The Managed System of Care “is a community effort” that benefited CalOptima, Chambers said. “It was within the scope of the CEO’s authority and responsibilities, and I exercised it,” he said.

The Managed System of Care, formed in 2009, included top executives of CalOptima and the county Health Care Agency as well as CEOs of county hospitals — the “decision-makers,” according to Chambers. Clinics, doctors and other healthcare providers also joined.

Chambers said Orange County should expect about 140,000 more people to enroll in the county’s $1.4-billion health plan when the new national health plan takes effect in 2014. The goal of applying for the grant was to help prepare for the addition to the current 430,000 low-income, disabled and elderly members.

Ann Marie Mortimer, managing partner of the Los Angeles law firm Hunton & Williams, which represents the Irvine Health Foundation, said Sept. 7 that she hadn’t received any information yet from CalOptima.

“We’re surprised by their decision to move forward because we have been cooperative in providing facts that clearly demonstrate there was no inappropriate conduct or diversion of resources,” Mortimer said. “If CalOptima insists on pursuing the matter, we will vigorously defend any claims based on the facts.”

The issue began last winter with an anonymous letter that accused Kacic, who is president of the Irvine Health Foundation, of a conflict of interest and using “his position as chair and member of the CalOptima board to steer millions of dollars the agency funds to his foundation.”

After a six-month investigation, the CalOptima announcement said it was seeking $8,000 in reimbursements from Kacic, the Irvine Health Foundation, and from the Managed System of Care.

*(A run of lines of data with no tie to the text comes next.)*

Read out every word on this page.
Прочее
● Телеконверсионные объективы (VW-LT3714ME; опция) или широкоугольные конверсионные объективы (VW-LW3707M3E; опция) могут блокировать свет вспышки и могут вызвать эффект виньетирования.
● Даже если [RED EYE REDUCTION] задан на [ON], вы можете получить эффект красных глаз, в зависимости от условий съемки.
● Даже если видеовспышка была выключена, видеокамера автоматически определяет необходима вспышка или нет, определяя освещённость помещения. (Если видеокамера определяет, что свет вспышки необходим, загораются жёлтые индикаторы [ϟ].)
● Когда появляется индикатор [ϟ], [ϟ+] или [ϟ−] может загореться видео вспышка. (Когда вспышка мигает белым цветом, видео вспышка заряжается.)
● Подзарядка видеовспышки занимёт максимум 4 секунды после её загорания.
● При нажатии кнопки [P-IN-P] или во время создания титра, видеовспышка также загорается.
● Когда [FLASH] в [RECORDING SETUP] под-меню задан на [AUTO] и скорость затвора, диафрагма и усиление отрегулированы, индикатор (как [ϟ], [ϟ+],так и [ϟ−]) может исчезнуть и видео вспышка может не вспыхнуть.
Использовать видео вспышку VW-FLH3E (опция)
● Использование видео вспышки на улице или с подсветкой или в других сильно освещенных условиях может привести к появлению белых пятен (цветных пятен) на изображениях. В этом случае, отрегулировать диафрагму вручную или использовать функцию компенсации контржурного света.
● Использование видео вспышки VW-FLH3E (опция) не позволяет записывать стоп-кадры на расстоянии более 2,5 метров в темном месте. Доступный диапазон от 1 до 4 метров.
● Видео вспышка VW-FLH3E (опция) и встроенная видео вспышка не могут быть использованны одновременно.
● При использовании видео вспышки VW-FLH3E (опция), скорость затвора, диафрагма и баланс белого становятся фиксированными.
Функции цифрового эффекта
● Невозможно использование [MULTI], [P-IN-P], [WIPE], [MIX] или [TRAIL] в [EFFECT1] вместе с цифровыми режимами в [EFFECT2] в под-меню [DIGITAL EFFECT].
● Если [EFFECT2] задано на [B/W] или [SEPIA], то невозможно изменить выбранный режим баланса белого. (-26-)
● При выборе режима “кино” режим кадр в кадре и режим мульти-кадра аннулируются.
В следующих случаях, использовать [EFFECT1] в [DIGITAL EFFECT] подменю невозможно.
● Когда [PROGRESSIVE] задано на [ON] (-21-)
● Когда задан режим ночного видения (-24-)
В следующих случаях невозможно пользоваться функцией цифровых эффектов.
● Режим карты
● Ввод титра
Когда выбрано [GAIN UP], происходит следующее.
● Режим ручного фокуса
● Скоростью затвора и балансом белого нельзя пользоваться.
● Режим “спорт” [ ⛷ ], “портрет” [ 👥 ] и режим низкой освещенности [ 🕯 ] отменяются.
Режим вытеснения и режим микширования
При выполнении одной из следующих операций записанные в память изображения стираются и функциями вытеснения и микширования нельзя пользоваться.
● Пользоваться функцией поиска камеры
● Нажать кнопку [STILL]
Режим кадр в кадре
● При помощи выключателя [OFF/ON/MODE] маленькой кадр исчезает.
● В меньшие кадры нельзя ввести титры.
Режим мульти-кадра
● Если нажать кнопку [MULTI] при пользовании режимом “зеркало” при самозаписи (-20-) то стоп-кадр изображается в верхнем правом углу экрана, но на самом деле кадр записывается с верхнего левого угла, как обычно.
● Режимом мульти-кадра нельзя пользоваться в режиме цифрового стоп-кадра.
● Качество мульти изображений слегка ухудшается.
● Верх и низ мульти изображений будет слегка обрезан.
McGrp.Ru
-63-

Kacic, who resigned from the CalOptima board in July, criticizing the way the anonymous letter and investigation have been dragged out, said Sept. 7 that no one from CalOptima has ever talked to him about the investigation.

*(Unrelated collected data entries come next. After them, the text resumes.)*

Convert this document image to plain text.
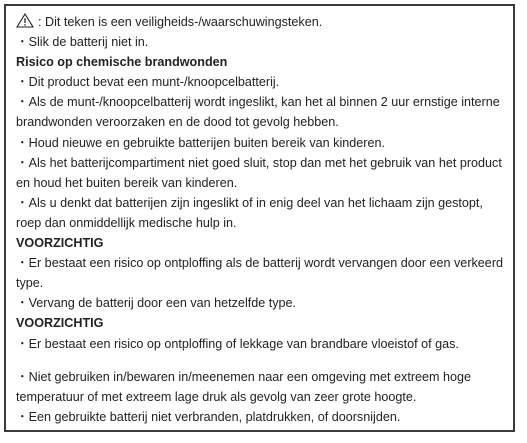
: Dit teken is een veiligheids-/waarschuwingsteken.

・Slik de batterij niet in.

Risico op chemische brandwonden

・Dit product bevat een munt-/knoopcelbatterij.

・Als de munt-/knoopcelbatterij wordt ingeslikt, kan het al binnen 2 uur ernstige interne brandwonden veroorzaken en de dood tot gevolg hebben.

・Houd nieuwe en gebruikte batterijen buiten bereik van kinderen.

・Als het batterijcompartiment niet goed sluit, stop dan met het gebruik van het product en houd het buiten bereik van kinderen.

・Als u denkt dat batterijen zijn ingeslikt of in enig deel van het lichaam zijn gestopt, roep dan onmiddellijk medische hulp in.

VOORZICHTIG

・Er bestaat een risico op ontploffing als de batterij wordt vervangen door een verkeerd type.

・Vervang de batterij door een van hetzelfde type.

VOORZICHTIG

・Er bestaat een risico op ontploffing of lekkage van brandbare vloeistof of gas.

・Niet gebruiken in/bewaren in/meenemen naar een omgeving met extreem hoge temperatuur of met extreem lage druk als gevolg van zeer grote hoogte.

・Een gebruikte batterij niet verbranden, platdrukken, of doorsnijden.
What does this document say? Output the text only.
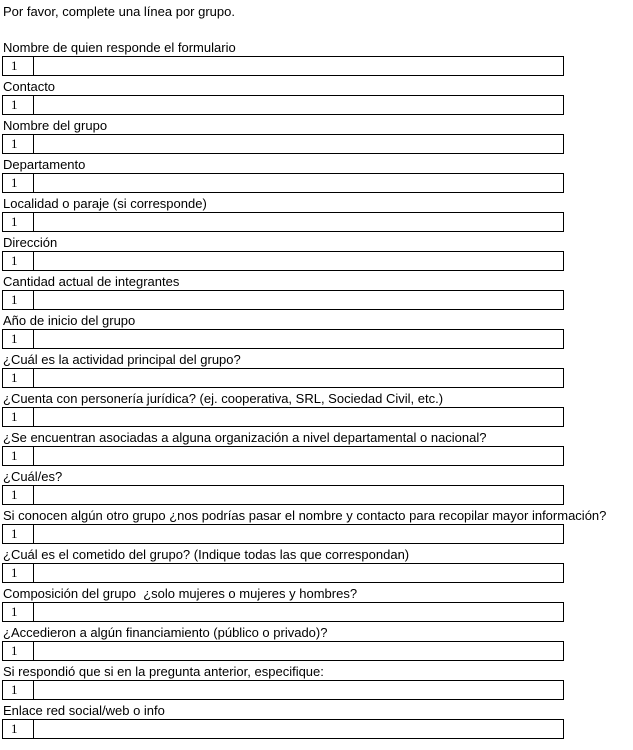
Por favor, complete una línea por grupo.
Nombre de quien responde el formulario
1
Contacto
1
Nombre del grupo
1
Departamento
1
Localidad o paraje (si corresponde)
1
Dirección
1
Cantidad actual de integrantes
1
Año de inicio del grupo
1
¿Cuál es la actividad principal del grupo?
1
¿Cuenta con personería jurídica? (ej. cooperativa, SRL, Sociedad Civil, etc.)
1
¿Se encuentran asociadas a alguna organización a nivel departamental o nacional?
1
¿Cuál/es?
1
Si conocen algún otro grupo ¿nos podrías pasar el nombre y contacto para recopilar mayor información?
1
¿Cuál es el cometido del grupo? (Indique todas las que correspondan)
1
Composición del grupo  ¿solo mujeres o mujeres y hombres?
1
¿Accedieron a algún financiamiento (público o privado)?
1
Si respondió que si en la pregunta anterior, especifique:
1
Enlace red social/web o info
1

Stephens, who could not immediately be reached for comment, is a former CalOptima board chairman and a consultant to the Managed System of Care.

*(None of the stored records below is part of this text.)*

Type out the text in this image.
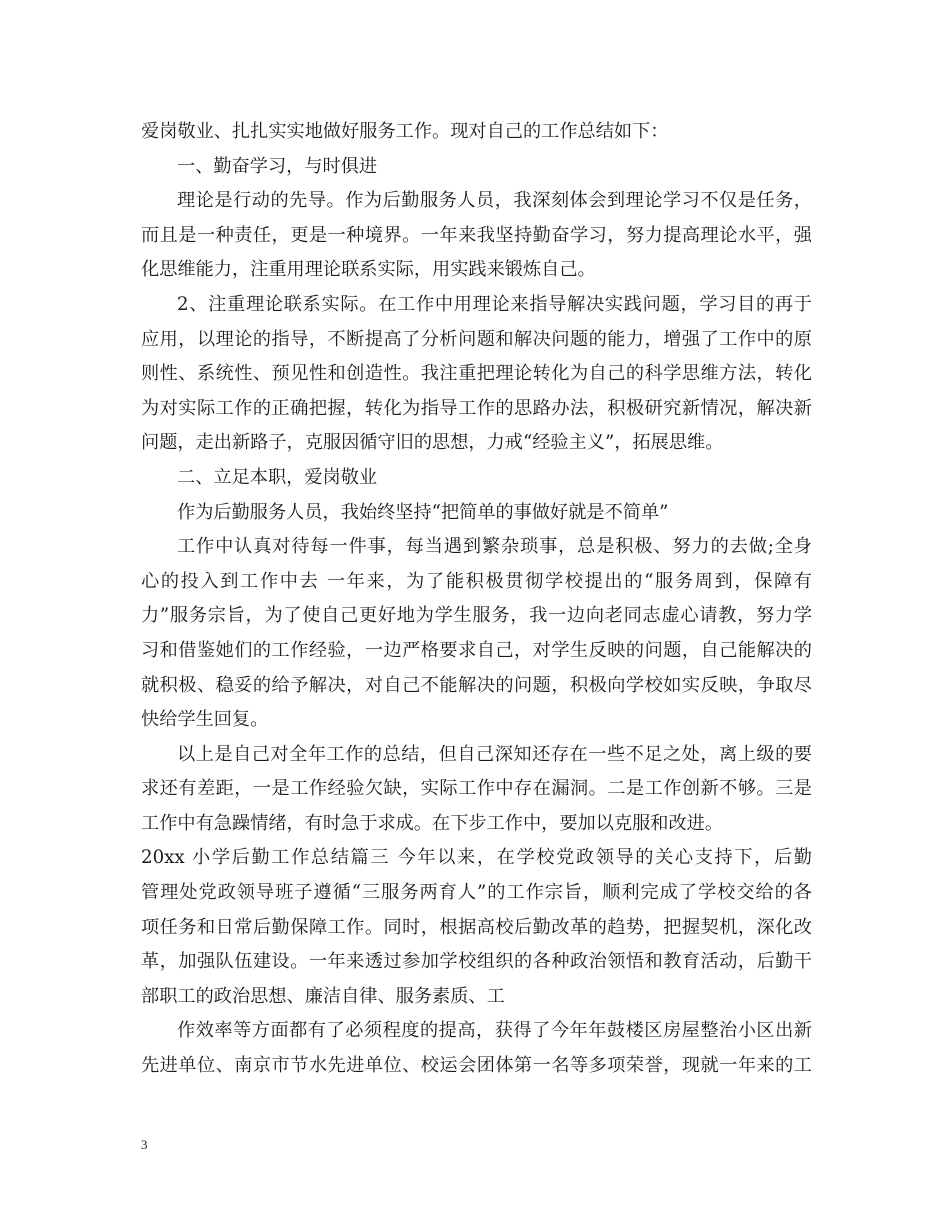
爱岗敬业、扎扎实实地做好服务工作。现对自己的工作总结如下：
一、勤奋学习，与时俱进
理论是行动的先导。作为后勤服务人员，我深刻体会到理论学习不仅是任务，
而且是一种责任，更是一种境界。一年来我坚持勤奋学习，努力提高理论水平，强
化思维能力，注重用理论联系实际，用实践来锻炼自己。
2、注重理论联系实际。在工作中用理论来指导解决实践问题，学习目的再于
应用，以理论的指导，不断提高了分析问题和解决问题的能力，增强了工作中的原
则性、系统性、预见性和创造性。我注重把理论转化为自己的科学思维方法，转化
为对实际工作的正确把握，转化为指导工作的思路办法，积极研究新情况，解决新
问题，走出新路子，克服因循守旧的思想，力戒“经验主义”，拓展思维。
二、立足本职，爱岗敬业
作为后勤服务人员，我始终坚持“把简单的事做好就是不简单”
工作中认真对待每一件事，每当遇到繁杂琐事，总是积极、努力的去做;全身
心的投入到工作中去 一年来，为了能积极贯彻学校提出的“服务周到，保障有
力”服务宗旨，为了使自己更好地为学生服务，我一边向老同志虚心请教，努力学
习和借鉴她们的工作经验，一边严格要求自己，对学生反映的问题，自己能解决的
就积极、稳妥的给予解决，对自己不能解决的问题，积极向学校如实反映，争取尽
快给学生回复。
以上是自己对全年工作的总结，但自己深知还存在一些不足之处，离上级的要
求还有差距，一是工作经验欠缺，实际工作中存在漏洞。二是工作创新不够。三是
工作中有急躁情绪，有时急于求成。在下步工作中，要加以克服和改进。
20xx 小学后勤工作总结篇三 今年以来，在学校党政领导的关心支持下，后勤
管理处党政领导班子遵循“三服务两育人”的工作宗旨，顺利完成了学校交给的各
项任务和日常后勤保障工作。同时，根据高校后勤改革的趋势，把握契机，深化改
革，加强队伍建设。一年来透过参加学校组织的各种政治领悟和教育活动，后勤干
部职工的政治思想、廉洁自律、服务素质、工
作效率等方面都有了必须程度的提高，获得了今年年鼓楼区房屋整治小区出新
先进单位、南京市节水先进单位、校运会团体第一名等多项荣誉，现就一年来的工
3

A third CalOptima board member, former county Health Care Director David Riley, also served on the Managed System of Care steering committee but was not named as part of the action. Refowitz replaced Riley on the Managed System of Care in addition to serving as CalOptima board chair. The Managed System of Care has been inactive for the past few months after it failed to win the federal grant.

But the CalOptima board action also comes on top of efforts by Nguyen and two others on the Board of Supervisors to remake the CalOptima board of directors so that it gives providers a stronger voice.

In a July letter to the CalOptima board, Mortimer warned that the Irvine Health Foundation “will not be made the victim of the political aspirations of certain CalOptima board members, and IHF is fully prepared to take action as appropriate to stop once and for all these scurrilous, demonstrably false and damaging allegations.”